Barnaba poi partì alla volta di Tarso per cercare Saulo: lo trovò e lo condusse ad Antiochia. Rimasero insieme un anno intero in quella Chiesa e istruirono molta gente. Ad Antiochia per la prima volta i discepoli furono chiamati cristiani (At 11,25-26).
v.26b. Mentre tra di loro si chiamano fratelli, credenti , discepoli (ben 29 volte), santi, santificati salvati (2,47) e “quelli che sono della via”; dagli altri (pagani) vengono denominati «cristiani».
Ciò significa che:
a) il titolo Cristo era ormai praticamente diventato un nome proprio;
b) il legame dei cristiani con Gesù appariva, persino ai pagani, indispensabile; uno era cristiano perché era di Cristo possiamo dire. Questa identificazione purtroppo è una cosa non affatto scontata.

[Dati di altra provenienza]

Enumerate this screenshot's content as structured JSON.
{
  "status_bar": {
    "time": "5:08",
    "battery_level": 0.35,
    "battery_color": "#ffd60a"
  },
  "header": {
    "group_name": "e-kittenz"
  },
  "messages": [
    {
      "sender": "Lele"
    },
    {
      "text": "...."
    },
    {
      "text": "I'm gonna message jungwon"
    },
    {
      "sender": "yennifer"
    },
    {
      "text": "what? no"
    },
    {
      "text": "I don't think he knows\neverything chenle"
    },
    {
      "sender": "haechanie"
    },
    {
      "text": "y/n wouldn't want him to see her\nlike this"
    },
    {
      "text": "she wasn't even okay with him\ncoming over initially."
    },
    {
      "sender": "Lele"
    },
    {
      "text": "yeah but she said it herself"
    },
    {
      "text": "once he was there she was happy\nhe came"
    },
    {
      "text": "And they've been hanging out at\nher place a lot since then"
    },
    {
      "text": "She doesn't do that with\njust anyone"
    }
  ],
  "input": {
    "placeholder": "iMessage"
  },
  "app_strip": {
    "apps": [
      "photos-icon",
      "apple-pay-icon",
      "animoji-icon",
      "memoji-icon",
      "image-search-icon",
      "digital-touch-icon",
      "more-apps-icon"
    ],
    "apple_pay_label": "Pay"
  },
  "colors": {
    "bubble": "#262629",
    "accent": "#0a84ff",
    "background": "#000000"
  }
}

come nasce allora una comunità cristiana? tre sono i fattori determinanti : l’azione di Dio, la collaborazione di una comunità cristiana già costituita e la libera accoglienza delle persone.
Ci sentiamo Chiesa, cristiani in questo modo? Per Grazia o forse per ricompensa di qualche merito ?

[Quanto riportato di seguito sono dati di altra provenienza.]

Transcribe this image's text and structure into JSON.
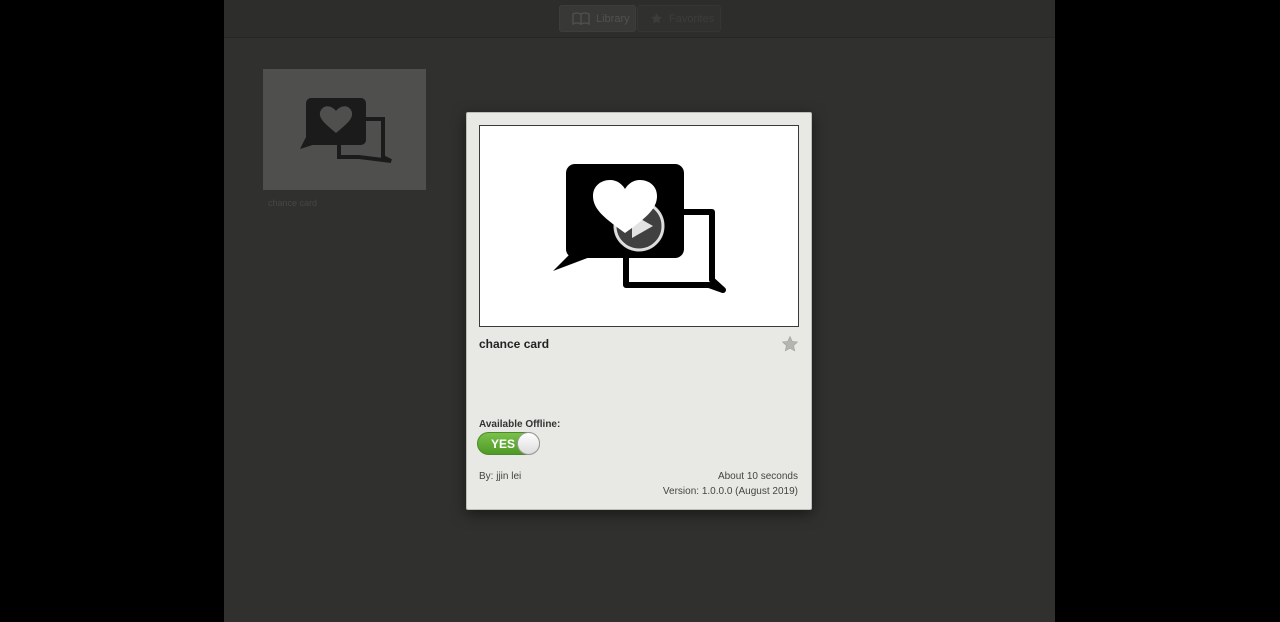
{
  "topbar": {
    "library_label": "Library",
    "favorites_label": "Favorites"
  },
  "library": {
    "items": [
      {
        "label": "chance card"
      }
    ]
  },
  "modal": {
    "title": "chance card",
    "offline_label": "Available Offline:",
    "offline_toggle": "YES",
    "author": "By: jjin lei",
    "duration": "About 10 seconds",
    "version": "Version: 1.0.0.0 (August 2019)"
  },
  "colors": {
    "toggle_on": "#5aa82e",
    "modal_bg": "#e8e8e4",
    "backdrop": "#4a4a48"
  }
}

dono da accogliere o diritto da far valere?
frutto del seno del Padre o prodotto delle nostre alchimie pastorali?
Vocazione, chiamata che ci responsabilizza o privilegio che ci contrappone agli altri?
Considerando poi le cose da parte di chi lo trasmette, emergono alcuni fatti che danno da pensare.
Il soffrire per la fede anziché spegnere le energie, rinvigorisce il dono del Signore
Il dovere di annunciare Gesù non richiede alcun mandato ufficiale esplicito: è insito nel fatto stesso di trovarmi, per la fede e il battesimo, discepolo di Gesù (i primi evangelizzatori di Antiochia sono semplici battezzati: v. 20).
Tutti, anche i cosiddetti lontani, sono per definizione destinatari dell’annuncio cristiano (v. 20) e dunque a tutti bisogna rivolgersi.
Evangelizzare è dire Gesù (v. 20).
È la fraternità che attrae, contagia alla fede, non l’organizzazione.
E’ la capacità di incoraggiare il bene come fa Barnaba, più che il controllo, che ottiene i risultati (v. 24).
Saper coinvolgere le persone giuste al posto e al momento giusto e lavorare insieme sono spesso, di fatto, la strada dello Spirito.